Die Priestertochter: Historischer Roman (German Edition)
Bloß das Wachs dürfen wir behalten. Natürlich können Mutter und ich nicht davon leben.« Die Imkerin schlug Alena den Handrücken gegen die Schulter. »Hör zu: Sag Mutter auf keinen Fall, welches Blut in deinen Adern fließt, verstanden? Seit mein Mann gestorben ist, ist sie noch schreckhafter geworden. Es ist kein böser Wille, aber in ihrer Angst würde sie sofort zum Zupan laufen und ihm dein Geheimnis preisgeben.«
»Dann würde er mich sicher einsperren und befragen, wenn nicht Schlimmeres!«
»Es wird nicht geschehen. Paß einfach auf, was du redest. Sie meint es ja nicht böse.«
Der Wald öffnete sich, wurde von Feldern abgelöst. Dünne Hirsekolben wippten zwischen Blättern an Tausenden von Halmen. Dann wieder folgte eine gelbliche Roggenfläche, in deren Nähe Rinder auf einem Stück Brachland grasten. Ein Hund trieb zwei Schafe und ein Lamm entlang des Weges auf das Dorf zu, dicke, klagende Tiere, hinter ihnen der abgemagerte Hund, an dessen Körper beim Laufen die Rippen spielten. Er bellte kurze Warnungen, wenn eines der Schafe versuchte, sich seiner Verfolgung zu entziehen, und sprang auf die Seite, zu der es sich wenden wollte.
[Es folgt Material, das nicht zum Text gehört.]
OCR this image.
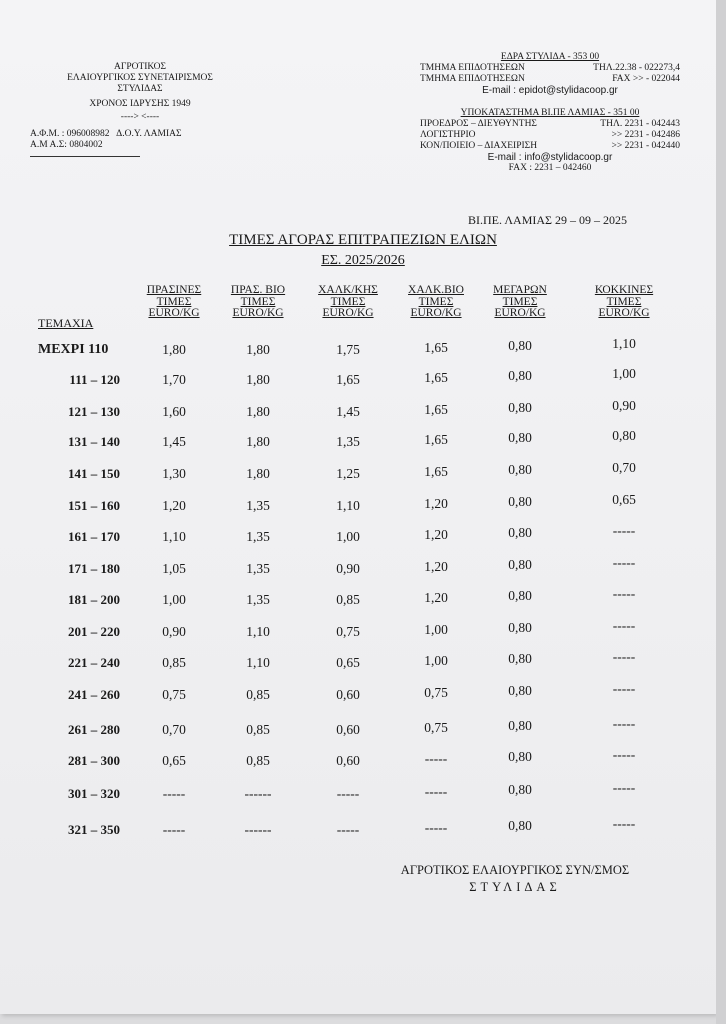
ΑΓΡΟΤΙΚΟΣ
ΕΛΑΙΟΥΡΓΙΚΟΣ ΣΥΝΕΤΑΙΡΙΣΜΟΣ
ΣΤΥΛΙΔΑΣ
ΧΡΟΝΟΣ ΙΔΡΥΣΗΣ 1949
----> <----
Α.Φ.Μ. : 096008982   Δ.Ο.Υ. ΛΑΜΙΑΣ
Α.Μ Α.Σ: 0804002
ΕΔΡΑ ΣΤΥΛΙΔΑ - 353 00
ΤΜΗΜΑ ΕΠΙΔΟΤΗΣΕΩΝ	ΤΗΛ.22.38 - 022273,4
ΤΜΗΜΑ ΕΠΙΔΟΤΗΣΕΩΝ	FAX >> - 022044
E-mail : epidot@stylidacoop.gr
ΥΠΟΚΑΤΑΣΤΗΜΑ ΒΙ.ΠΕ ΛΑΜΙΑΣ - 351 00
ΠΡΟΕΔΡΟΣ – ΔΙΕΥΘΥΝΤΗΣ	ΤΗΛ. 2231 - 042443
ΛΟΓΙΣΤΗΡΙΟ	>> 2231 - 042486
ΚΟΝ/ΠΟΙΕΙΟ – ΔΙΑΧΕΙΡΙΣΗ	>> 2231 - 042440
E-mail : info@stylidacoop.gr
FAX : 2231 – 042460
ΒΙ.ΠΕ. ΛΑΜΙΑΣ 29 – 09 – 2025
ΤΙΜΕΣ ΑΓΟΡΑΣ ΕΠΙΤΡΑΠΕΖΙΩΝ ΕΛΙΩΝ
ΕΣ. 2025/2026
ΤΕΜΑΧΙΑ
ΠΡΑΣΙΝΕΣ
ΤΙΜΕΣ
EURO/KG
ΠΡΑΣ. ΒΙΟ
ΤΙΜΕΣ
EURO/KG
ΧΑΛΚ/ΚΗΣ
ΤΙΜΕΣ
EURO/KG
ΧΑΛΚ.ΒΙΟ
ΤΙΜΕΣ
EURO/KG
ΜΕΓΑΡΩΝ
ΤΙΜΕΣ
EURO/KG
ΚΟΚΚΙΝΕΣ
ΤΙΜΕΣ
EURO/KG
ΜΕΧΡΙ 110	1,80	1,80	1,75	1,65	0,80	1,10
111 – 120	1,70	1,80	1,65	1,65	0,80	1,00
121 – 130	1,60	1,80	1,45	1,65	0,80	0,90
131 – 140	1,45	1,80	1,35	1,65	0,80	0,80
141 – 150	1,30	1,80	1,25	1,65	0,80	0,70
151 – 160	1,20	1,35	1,10	1,20	0,80	0,65
161 – 170	1,10	1,35	1,00	1,20	0,80	-----
171 – 180	1,05	1,35	0,90	1,20	0,80	-----
181 – 200	1,00	1,35	0,85	1,20	0,80	-----
201 – 220	0,90	1,10	0,75	1,00	0,80	-----
221 – 240	0,85	1,10	0,65	1,00	0,80	-----
241 – 260	0,75	0,85	0,60	0,75	0,80	-----
261 – 280	0,70	0,85	0,60	0,75	0,80	-----
281 – 300	0,65	0,85	0,60	-----	0,80	-----
301 – 320	-----	------	-----	-----	0,80	-----
321 – 350	-----	------	-----	-----	0,80	-----
ΑΓΡΟΤΙΚΟΣ ΕΛΑΙΟΥΡΓΙΚΟΣ ΣΥΝ/ΣΜΟΣ
ΣΤΥΛΙΔΑΣ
Die Häuser umgab ein grober Holzverhau aus armdicken Ästen; er ließ das Dorf wie einen Biberbau erscheinen. Noch davor erreichten Alena und Gnevka in schmale Streifen geteilte Gärten. Linsen wuchsen dort, Erbsen, Ackerbohnen, Zwiebeln, Möhren, Mohn, Rüben, Hanf und Gurken. Alena fühlte sich, als müßte sie jeden Augenblick verbrennen. Sie brach in Schweiß aus. Redarieraugen waren es, die die Siedlung der Obodriten bespähten, Redarierfüße, die den Feindesweg betraten – mußten nicht Hunde sie anfallen, mußten nicht Axtklingen sie bedrohen, verletzen, töten?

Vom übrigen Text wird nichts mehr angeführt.